A group of mothers submitted to the same Bolshevist tribunal the following heartrending petition:

If, according to you, there is need of sacrifices in blood and life in order to establish a socialistic state and to create new ways of life, take our lives, kill us, grown mothers and fathers, but let our children live. They have not yet had a chance to live; they are only growing and developing. Do not destroy young lives. Take our lives and our blood as ransom.
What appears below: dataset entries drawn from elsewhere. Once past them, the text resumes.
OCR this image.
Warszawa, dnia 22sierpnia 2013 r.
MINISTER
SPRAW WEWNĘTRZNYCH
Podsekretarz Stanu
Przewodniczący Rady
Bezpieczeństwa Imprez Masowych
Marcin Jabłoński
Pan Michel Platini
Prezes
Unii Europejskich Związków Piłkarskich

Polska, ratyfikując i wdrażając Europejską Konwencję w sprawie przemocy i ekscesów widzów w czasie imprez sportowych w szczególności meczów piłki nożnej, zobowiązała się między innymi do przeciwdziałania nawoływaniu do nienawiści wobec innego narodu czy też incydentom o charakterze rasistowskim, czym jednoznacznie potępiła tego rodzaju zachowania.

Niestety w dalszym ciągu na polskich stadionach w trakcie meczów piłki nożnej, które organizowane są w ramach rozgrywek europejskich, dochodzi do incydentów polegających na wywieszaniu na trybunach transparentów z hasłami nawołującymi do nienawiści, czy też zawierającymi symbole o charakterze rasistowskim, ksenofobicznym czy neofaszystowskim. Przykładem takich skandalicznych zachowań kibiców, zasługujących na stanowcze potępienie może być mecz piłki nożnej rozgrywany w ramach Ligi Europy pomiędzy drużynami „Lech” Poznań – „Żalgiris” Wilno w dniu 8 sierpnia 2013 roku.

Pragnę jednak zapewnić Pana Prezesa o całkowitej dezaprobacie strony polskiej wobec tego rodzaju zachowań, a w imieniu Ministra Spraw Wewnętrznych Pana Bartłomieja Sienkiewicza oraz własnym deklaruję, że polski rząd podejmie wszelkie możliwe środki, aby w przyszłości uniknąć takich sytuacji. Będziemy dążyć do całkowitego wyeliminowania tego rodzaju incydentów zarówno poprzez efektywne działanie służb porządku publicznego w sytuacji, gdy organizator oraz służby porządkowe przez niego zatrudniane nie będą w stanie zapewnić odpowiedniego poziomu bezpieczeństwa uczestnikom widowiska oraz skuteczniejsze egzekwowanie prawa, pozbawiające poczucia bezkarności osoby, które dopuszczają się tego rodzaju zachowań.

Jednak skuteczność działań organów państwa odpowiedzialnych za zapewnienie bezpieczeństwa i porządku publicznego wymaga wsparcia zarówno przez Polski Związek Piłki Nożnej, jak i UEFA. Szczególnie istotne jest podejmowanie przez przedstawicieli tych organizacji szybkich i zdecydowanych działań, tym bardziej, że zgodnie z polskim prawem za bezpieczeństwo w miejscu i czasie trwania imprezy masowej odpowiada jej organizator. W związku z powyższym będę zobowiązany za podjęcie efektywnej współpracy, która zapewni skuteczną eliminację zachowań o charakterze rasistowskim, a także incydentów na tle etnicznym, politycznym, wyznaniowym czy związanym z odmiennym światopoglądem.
Our voices are calling to you, laborers. You have not stained the banner of the Revolution even with the blood of traitors, such as Shceglovitov and Protopopov. Why do you now witness indifferently the bloodshed of our children? Raise your voices in protest. Children do not understand about party strife. Their adherence to one or another party is directed by their eagerness for new impressions, novelty, and the suggestions of elders.

We, mothers, have served the country by giving our sons, husbands, and brothers. Pray, take our last possessions, our lives, but spare our children. Call us one after the other for execution, when our children are to be shot! Every one of us would gladly die in order to save the life of her children or that of other children.

Citizens, members of the War-Revolutionary Council, listen to the cries of the mothers. We cannot keep silent!